Я перечитал Ибсена и пришел к любопытному – очень для меня, кстати, нужному сейчас – выводу: все его творчество призывает человека к тому, чтобы успеть выразить себя, отдать то, что ему отпущено, до конца. Если уж ты плохой, то будь до конца плохим, а коли хороший – сделайся образцом для подражания. Только не будь посредине. Будь самим собой – злым Калигулой, мудрым Цезарем, – но только обязательно вырази до конца свою сущность!

Неужели я был прав тогда, в пору своей зеленой юности, когда почувствовал в Филиппе Тимоти-Аустине зло, маленькое и коварное, и выставил его в том свете, какого он заслуживал?! Неужели мне был отпущен дар видеть то, что не видно другим?! Браво, Портер! Я стал относиться к тебе значительно более уважительно, чем раньше. Воистину каждый из нас замыслен природою как неповторимое, уникальное, самобытное существо; от нас зависит, выполним мы волю, заложенную в каждом из нас, или нам окажется это не под силу. Возникает какой-то момент, когда человек должен ответить себе: под силу ему стать тем, кем он стать должен, или же следует констатировать: «Я не способен на это, не хватает сил, терпения, знания, страсти». Огромное большинство выбирают второй путь, благородно признаваясь самим себе в неспособности создать то, что они создать были обязаны; это честно, не скрою, но это такое благородство правды, которое убивает счастье.

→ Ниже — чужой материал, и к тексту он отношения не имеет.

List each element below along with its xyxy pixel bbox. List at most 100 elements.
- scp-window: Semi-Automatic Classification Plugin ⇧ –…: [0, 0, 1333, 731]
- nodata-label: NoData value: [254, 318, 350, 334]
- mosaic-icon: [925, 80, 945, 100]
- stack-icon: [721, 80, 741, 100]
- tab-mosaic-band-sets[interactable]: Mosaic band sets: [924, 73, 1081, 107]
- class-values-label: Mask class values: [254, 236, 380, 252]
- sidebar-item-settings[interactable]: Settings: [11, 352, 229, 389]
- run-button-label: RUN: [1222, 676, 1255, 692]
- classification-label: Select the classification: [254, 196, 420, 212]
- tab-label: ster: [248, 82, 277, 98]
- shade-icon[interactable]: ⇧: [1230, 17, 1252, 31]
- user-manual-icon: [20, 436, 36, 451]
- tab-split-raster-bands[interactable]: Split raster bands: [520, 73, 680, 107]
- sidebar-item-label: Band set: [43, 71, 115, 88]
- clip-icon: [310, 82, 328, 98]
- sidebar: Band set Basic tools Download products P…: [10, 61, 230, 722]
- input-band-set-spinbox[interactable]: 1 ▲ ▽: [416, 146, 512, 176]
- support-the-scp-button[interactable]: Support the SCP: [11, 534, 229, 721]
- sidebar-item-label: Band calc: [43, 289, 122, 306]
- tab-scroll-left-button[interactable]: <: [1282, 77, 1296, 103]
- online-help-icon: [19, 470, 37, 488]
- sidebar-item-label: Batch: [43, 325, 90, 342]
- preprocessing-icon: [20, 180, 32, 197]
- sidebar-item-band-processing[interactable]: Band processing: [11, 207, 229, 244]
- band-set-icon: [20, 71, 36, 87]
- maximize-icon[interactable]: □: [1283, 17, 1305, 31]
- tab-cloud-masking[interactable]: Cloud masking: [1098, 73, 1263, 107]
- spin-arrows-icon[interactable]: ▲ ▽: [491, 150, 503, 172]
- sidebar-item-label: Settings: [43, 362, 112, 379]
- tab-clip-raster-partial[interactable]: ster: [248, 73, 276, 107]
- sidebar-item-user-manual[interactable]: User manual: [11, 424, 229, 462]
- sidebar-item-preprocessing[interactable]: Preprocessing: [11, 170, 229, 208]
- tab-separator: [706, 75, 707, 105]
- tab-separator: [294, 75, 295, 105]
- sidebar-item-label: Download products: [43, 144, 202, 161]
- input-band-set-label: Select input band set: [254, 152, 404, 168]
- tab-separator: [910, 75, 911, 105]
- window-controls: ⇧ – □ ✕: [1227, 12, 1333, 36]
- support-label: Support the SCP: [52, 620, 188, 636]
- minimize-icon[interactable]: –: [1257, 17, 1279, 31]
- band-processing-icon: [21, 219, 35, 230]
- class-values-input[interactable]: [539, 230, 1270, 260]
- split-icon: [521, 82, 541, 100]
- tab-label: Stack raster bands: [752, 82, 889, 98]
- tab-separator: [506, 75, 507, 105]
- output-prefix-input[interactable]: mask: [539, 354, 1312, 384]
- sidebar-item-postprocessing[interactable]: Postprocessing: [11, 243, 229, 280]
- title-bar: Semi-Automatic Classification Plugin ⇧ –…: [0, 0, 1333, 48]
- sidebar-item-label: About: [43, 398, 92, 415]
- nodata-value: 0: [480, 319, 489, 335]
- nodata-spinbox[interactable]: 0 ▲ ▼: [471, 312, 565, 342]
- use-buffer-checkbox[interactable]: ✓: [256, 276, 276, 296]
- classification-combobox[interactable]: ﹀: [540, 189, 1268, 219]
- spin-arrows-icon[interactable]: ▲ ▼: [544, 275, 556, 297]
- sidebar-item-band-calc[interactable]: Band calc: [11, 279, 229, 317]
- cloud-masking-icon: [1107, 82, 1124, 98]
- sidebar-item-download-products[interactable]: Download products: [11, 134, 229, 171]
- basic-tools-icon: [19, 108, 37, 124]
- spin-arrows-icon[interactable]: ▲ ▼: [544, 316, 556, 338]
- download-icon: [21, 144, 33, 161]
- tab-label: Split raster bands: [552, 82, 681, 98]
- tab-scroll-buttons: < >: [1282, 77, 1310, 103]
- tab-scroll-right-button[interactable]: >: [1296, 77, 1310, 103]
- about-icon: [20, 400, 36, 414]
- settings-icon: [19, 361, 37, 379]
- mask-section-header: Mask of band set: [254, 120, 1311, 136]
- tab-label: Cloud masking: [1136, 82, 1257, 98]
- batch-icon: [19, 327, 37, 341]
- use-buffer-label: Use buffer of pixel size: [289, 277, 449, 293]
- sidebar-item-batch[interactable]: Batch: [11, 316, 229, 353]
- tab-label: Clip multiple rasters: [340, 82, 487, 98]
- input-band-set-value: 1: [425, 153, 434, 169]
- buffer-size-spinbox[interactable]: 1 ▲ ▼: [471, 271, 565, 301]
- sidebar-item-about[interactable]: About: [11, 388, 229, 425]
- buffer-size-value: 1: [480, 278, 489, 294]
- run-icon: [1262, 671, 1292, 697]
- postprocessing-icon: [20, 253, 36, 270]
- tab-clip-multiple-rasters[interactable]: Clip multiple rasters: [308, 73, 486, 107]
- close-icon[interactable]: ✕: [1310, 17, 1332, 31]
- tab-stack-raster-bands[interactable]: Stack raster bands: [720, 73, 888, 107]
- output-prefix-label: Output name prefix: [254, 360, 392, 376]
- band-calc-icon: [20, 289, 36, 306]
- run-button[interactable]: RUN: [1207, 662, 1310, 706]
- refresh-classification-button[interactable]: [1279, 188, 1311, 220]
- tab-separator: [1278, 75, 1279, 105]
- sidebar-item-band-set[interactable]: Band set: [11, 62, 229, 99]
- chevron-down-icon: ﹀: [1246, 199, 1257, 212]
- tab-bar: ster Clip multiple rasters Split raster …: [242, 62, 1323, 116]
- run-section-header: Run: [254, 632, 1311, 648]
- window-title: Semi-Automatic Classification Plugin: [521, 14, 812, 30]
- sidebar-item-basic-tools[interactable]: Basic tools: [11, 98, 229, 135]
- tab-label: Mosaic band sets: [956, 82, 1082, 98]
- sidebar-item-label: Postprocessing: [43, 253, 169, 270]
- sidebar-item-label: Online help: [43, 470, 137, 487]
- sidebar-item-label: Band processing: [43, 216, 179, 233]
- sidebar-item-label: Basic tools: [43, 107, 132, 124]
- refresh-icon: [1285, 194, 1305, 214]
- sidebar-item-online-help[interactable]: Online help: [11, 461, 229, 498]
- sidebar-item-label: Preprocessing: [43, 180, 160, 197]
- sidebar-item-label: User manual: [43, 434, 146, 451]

Ты спрашиваешь меня, каков был Филипп?

Право, мне трудно ответить на твой вопрос. Я не помню его лицо. В нем было что-то стертое, быстрое, низменное. Может быть, я пристрастен, особенно после того, как получил твое письмо. Мне трудно совладать с собою. Я не умею ненавидеть, наверное, в этом – мой главный недостаток. Я боюсь обидеть человека. Я опасаюсь пошевелиться в толпе, чтобы ненароком не ударить того, кто слабее меня или стоит сзади.